I haven’t written about this yet, but I have noted that, at least in some contexts, there are some remarkable correlations between singles, walks, and OBP, if you consider singles and walks together. To say that a player has a high OBP may essentially really be saying that he is strong in singles or walks, or perhaps both.
So, while singles and home runs have a -.13 correlation, singles and OBP go together much better — here they have a .61 r.
In observing the correlation, the average MLB team has a .315 OBP. Teams 1, 2, 3, and 4 in singles (where we add the Padres to the Phillies, Cardinals, and Tigers) all have OBPs of .326 or better.
Somehow, the Rays are tied for #6 in singles, but with a .304 OBP, are 23rd in that. You would think then that they don’t walk at all, but they are actually only 9th-worst. It appears that, apart from singles, they just do everything else related to OBP poorly, if not any one thing abysmally.
The very worst teams in singles all have been hapless OBP-wise. The Angels, Rockies, and White Sox occupy the last three spots on both lists, in the same order, while the Rangers are 26th in singles and 27th in OBP, and the Orioles 27th in singles and 24th in OBP.
Despite Paul Goldschmidt, the Yankees league-best .347 OBP has rather come about despite their 5.21 singles-per-game, which ranks them 21st, than because of it. The Dodgers, 2nd in OBP, are likewise not a singles-hitting club. The Diamondbacks (6th in OBP, 25th in singles), and Mets (8th in OBP, 22nd in singles) make for two more exceptions to the correlation.
I sought out to find the last team to lead the league in both home runs and singles. I went into this with a couple of beliefs.

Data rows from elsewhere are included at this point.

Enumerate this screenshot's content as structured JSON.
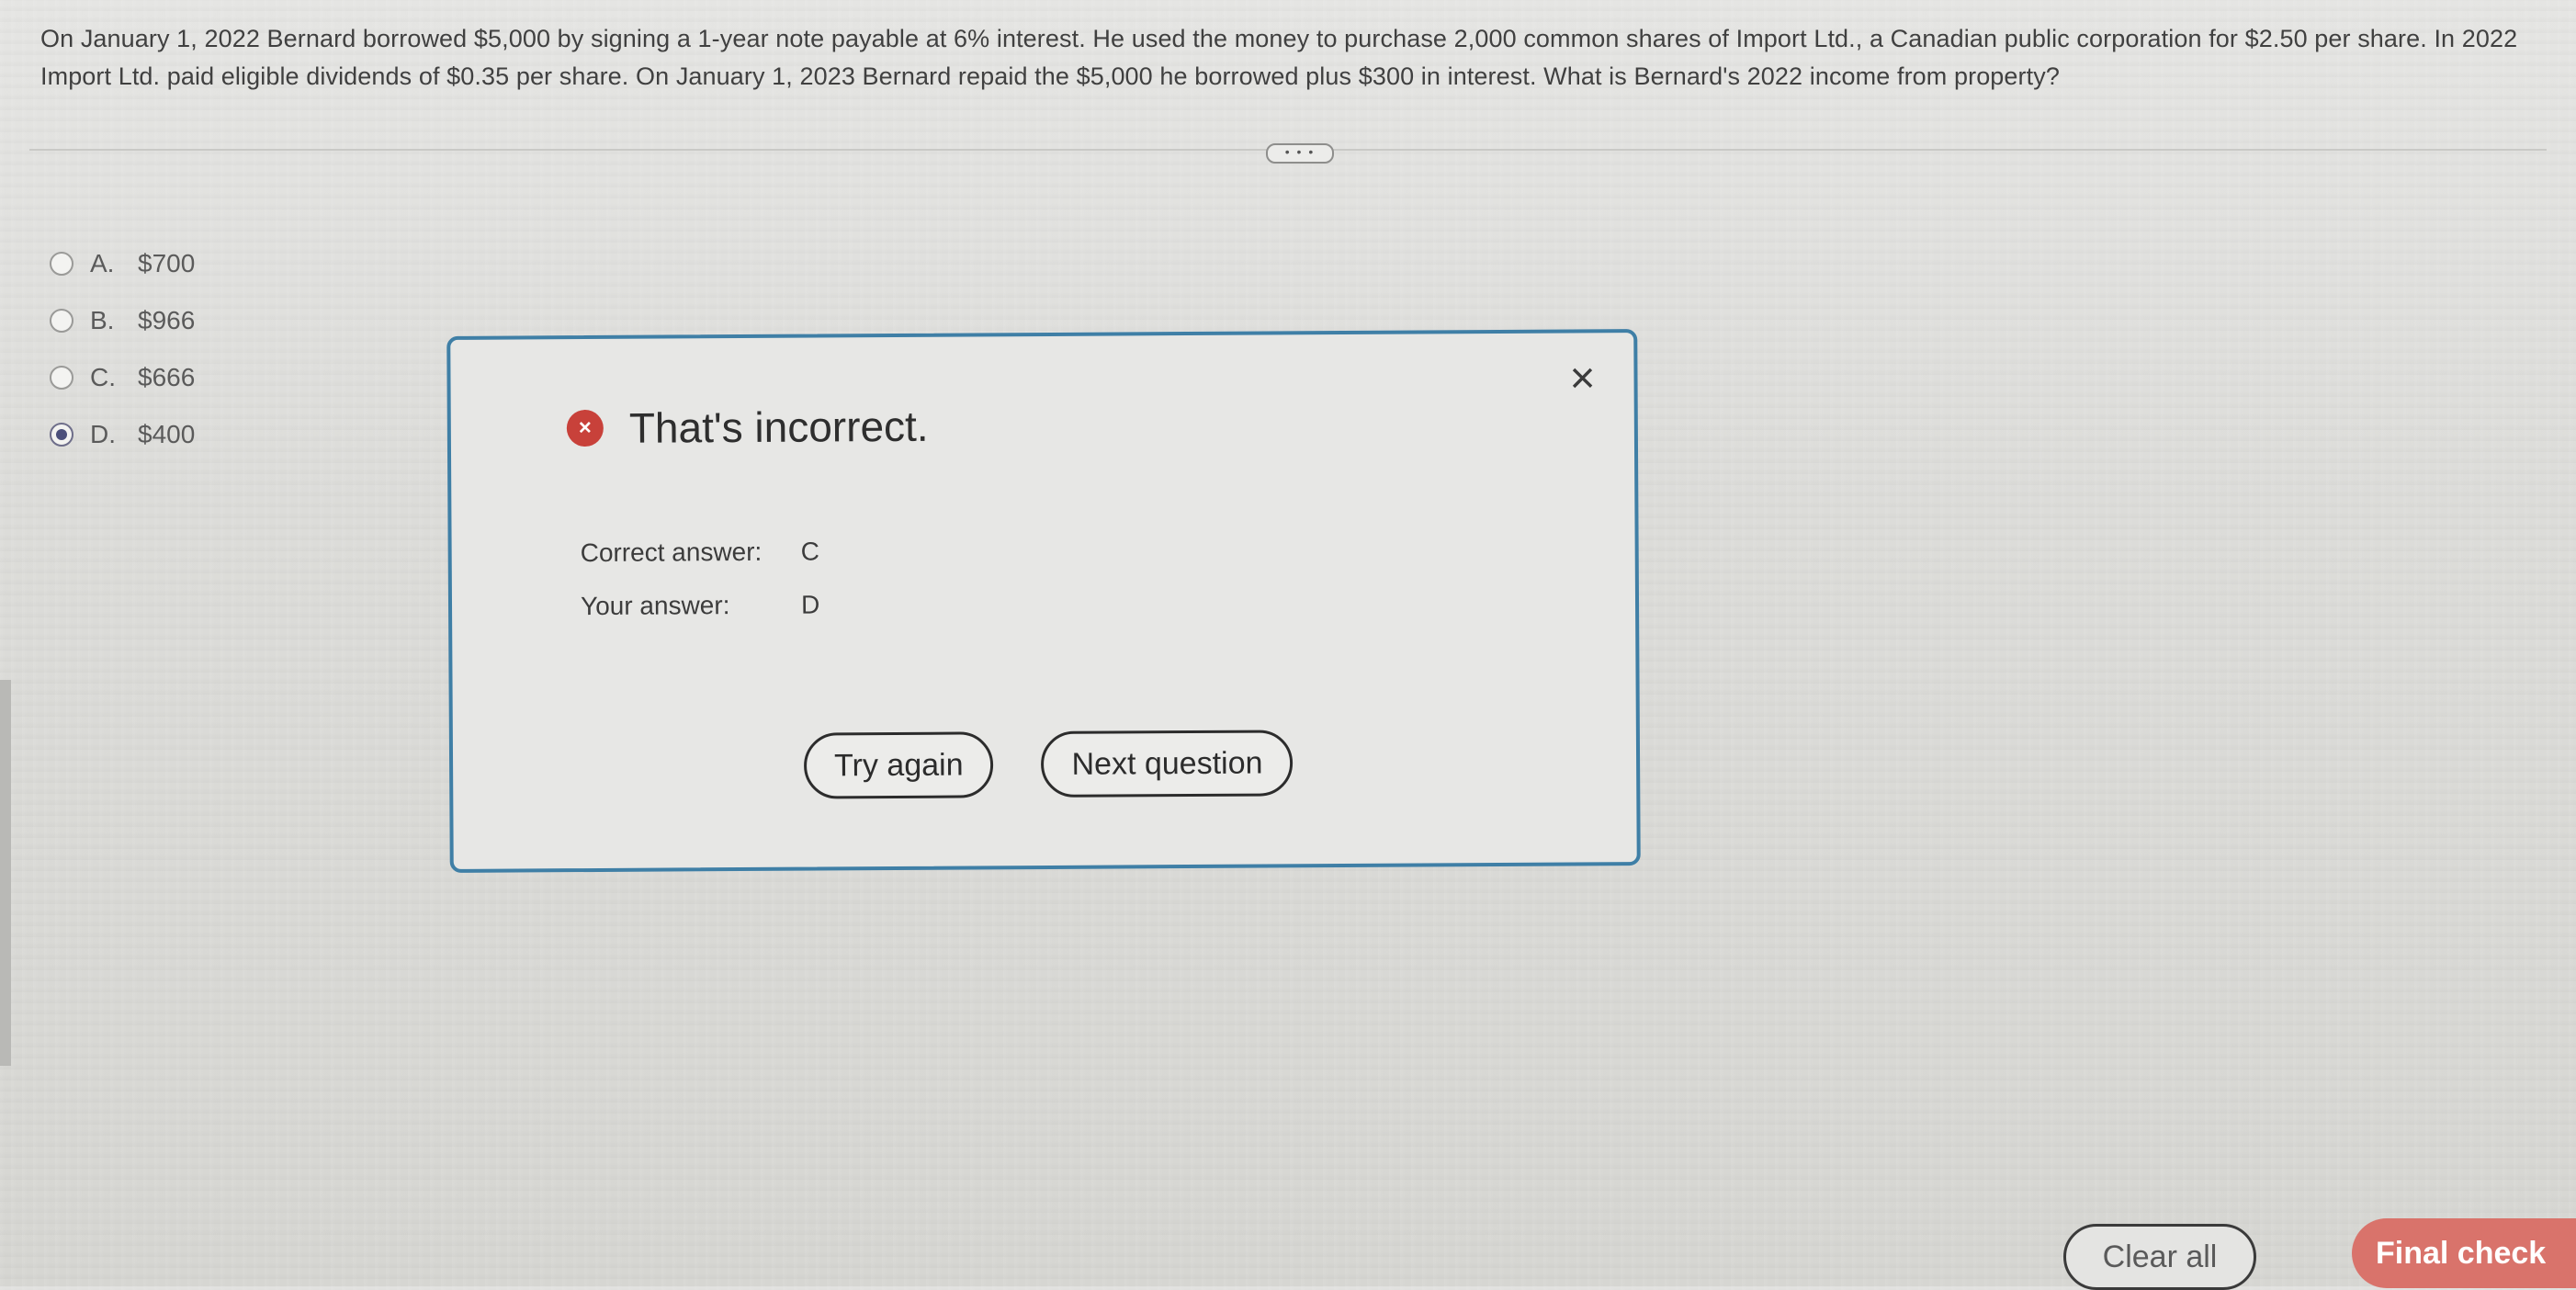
{
  "question": {
    "text": "On January 1, 2022 Bernard borrowed $5,000 by signing a 1-year note payable at 6% interest. He used the money to purchase 2,000 common shares of Import Ltd., a Canadian public corporation for $2.50 per share. In 2022 Import Ltd. paid eligible dividends of $0.35 per share. On January 1, 2023 Bernard repaid the $5,000 he borrowed plus $300 in interest. What is Bernard's 2022 income from property?"
  },
  "more_indicator": "• • •",
  "options": [
    {
      "letter": "A.",
      "value": "$700",
      "selected": false
    },
    {
      "letter": "B.",
      "value": "$966",
      "selected": false
    },
    {
      "letter": "C.",
      "value": "$666",
      "selected": false
    },
    {
      "letter": "D.",
      "value": "$400",
      "selected": true
    }
  ],
  "feedback": {
    "status": "That's incorrect.",
    "close_icon": "×",
    "status_icon": "×",
    "correct_label": "Correct answer:",
    "correct_value": "C",
    "your_label": "Your answer:",
    "your_value": "D",
    "try_again_label": "Try again",
    "next_question_label": "Next question"
  },
  "footer": {
    "clear_all_label": "Clear all",
    "final_check_label": "Final check"
  },
  "colors": {
    "modal_border": "#3f7fa6",
    "error": "#c8413a",
    "final_check": "#d9736b"
  }
}
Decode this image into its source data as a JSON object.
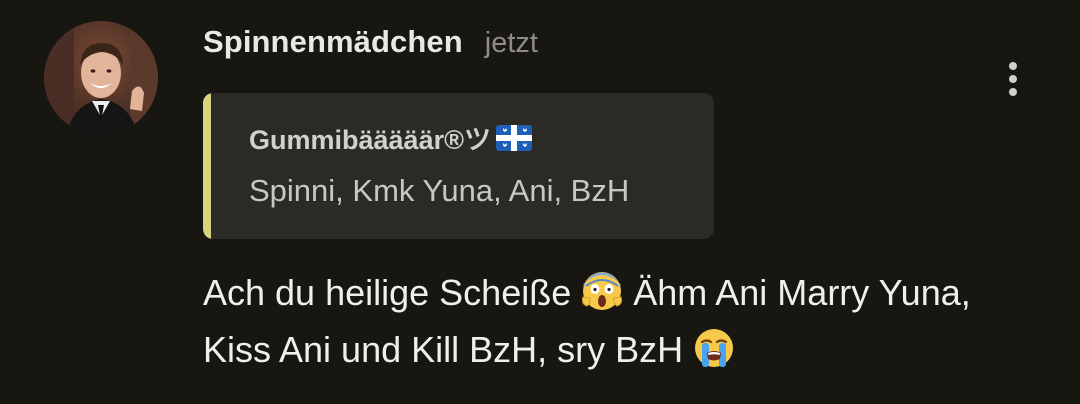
{
  "comment": {
    "author": "Spinnenmädchen",
    "time": "jetzt",
    "avatar_icon": "user-avatar-photo",
    "more_icon": "more-vertical-icon",
    "quote": {
      "author": "Gummibääääär®ツ",
      "author_flag_icon": "quebec-flag-emoji",
      "text": "Spinni, Kmk Yuna, Ani, BzH",
      "accent_color": "#d9d27f"
    },
    "message": {
      "part1": "Ach du heilige Scheiße ",
      "emoji1": "face-screaming-in-fear-emoji",
      "part2": " Ähm Ani Marry Yuna, Kiss Ani und Kill BzH, sry BzH ",
      "emoji2": "loudly-crying-face-emoji"
    }
  }
}
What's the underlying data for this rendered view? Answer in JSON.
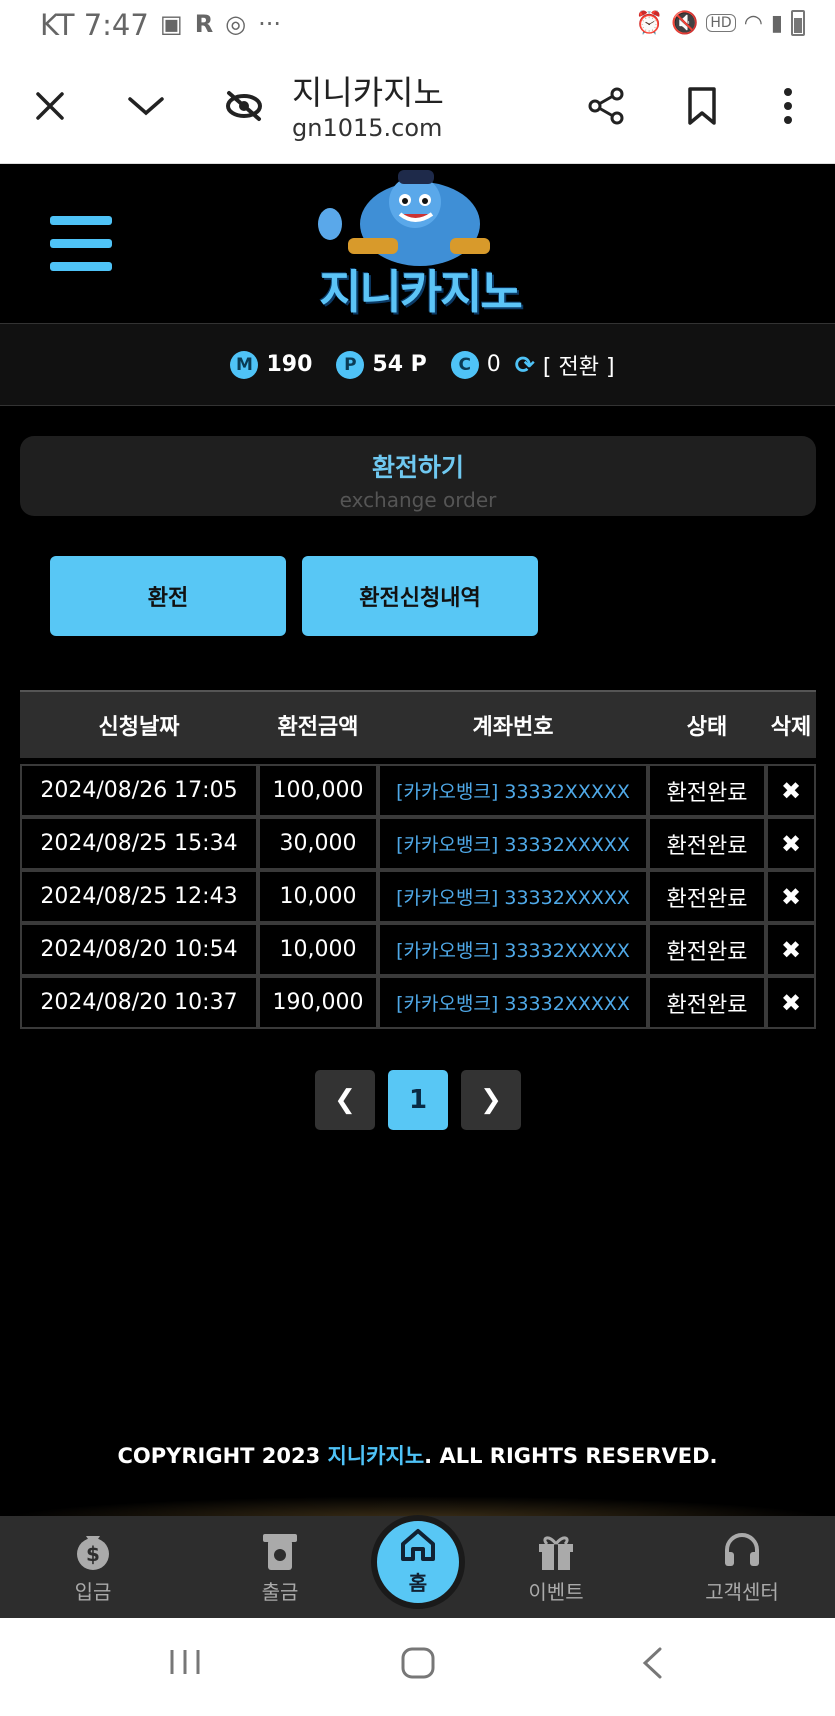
{
  "status_bar": {
    "carrier_time": "KT 7:47",
    "notif_icons": [
      "image-icon",
      "r-icon",
      "chrome-icon"
    ],
    "more": "···",
    "right_icons": [
      "alarm-icon",
      "mute-icon",
      "hd-icon",
      "wifi-icon",
      "signal-icon",
      "battery-icon"
    ]
  },
  "browser": {
    "title": "지니카지노",
    "url": "gn1015.com"
  },
  "site": {
    "logo_text": "지니카지노"
  },
  "balance": {
    "m_badge": "M",
    "m_value": "190",
    "p_badge": "P",
    "p_value": "54 P",
    "c_badge": "C",
    "c_value": "0",
    "convert": "[ 전환 ]"
  },
  "section": {
    "title": "환전하기",
    "subtitle": "exchange order"
  },
  "tabs": {
    "exchange": "환전",
    "history": "환전신청내역"
  },
  "table": {
    "headers": [
      "신청날짜",
      "환전금액",
      "계좌번호",
      "상태",
      "삭제"
    ],
    "rows": [
      {
        "date": "2024/08/26 17:05",
        "amount": "100,000",
        "account": "[카카오뱅크] 33332XXXXX",
        "status": "환전완료",
        "del": "✖"
      },
      {
        "date": "2024/08/25 15:34",
        "amount": "30,000",
        "account": "[카카오뱅크] 33332XXXXX",
        "status": "환전완료",
        "del": "✖"
      },
      {
        "date": "2024/08/25 12:43",
        "amount": "10,000",
        "account": "[카카오뱅크] 33332XXXXX",
        "status": "환전완료",
        "del": "✖"
      },
      {
        "date": "2024/08/20 10:54",
        "amount": "10,000",
        "account": "[카카오뱅크] 33332XXXXX",
        "status": "환전완료",
        "del": "✖"
      },
      {
        "date": "2024/08/20 10:37",
        "amount": "190,000",
        "account": "[카카오뱅크] 33332XXXXX",
        "status": "환전완료",
        "del": "✖"
      }
    ]
  },
  "pagination": {
    "prev": "❮",
    "current": "1",
    "next": "❯"
  },
  "footer": {
    "copyright_prefix": "COPYRIGHT 2023 ",
    "brand": "지니카지노",
    "copyright_suffix": ". ALL RIGHTS RESERVED."
  },
  "bottom_nav": {
    "deposit": "입금",
    "withdraw": "출금",
    "home": "홈",
    "event": "이벤트",
    "support": "고객센터"
  },
  "colors": {
    "accent": "#58c7f5",
    "background": "#000000",
    "link": "#4fa9e8"
  }
}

First, taking my cue from the -.13 r, I did not expect to see teams commonly excelling in both categories, but I did not think I was attempting the equivalent of solving the Rubik’s Cube, where every attempt to solve A would undercut B.
There was also a concern that this was a sort of reverse tautology, in the way that if you are dealing with percentages from the same sample, say of type of strike from the swinging/looking/foul/in-play menu, the higher one category is, the lower on average the others have to be. But I did not think this applied here because of opportunity being defined by outs, not at-bats. The set of baseball events to which home runs and singles belong doesn’t have a fixed sum, unlike percentages.
So, in the realm of the empirical, what did I learn?
Because of the Designated Hitter difference until 2022, I worked just within league for declaring leaders, which had the incidental effect of making co-leadership more likely. If all I had to go on was the American League, I would say the correlation between home runs and singles is more negative on average than this year’s -.13. It is true that I am only going on what I saw from the singles leaders, which could have its own trend. But generally, a baseball fan could see that these singles-hitting teams were fair power-hitting teams at best.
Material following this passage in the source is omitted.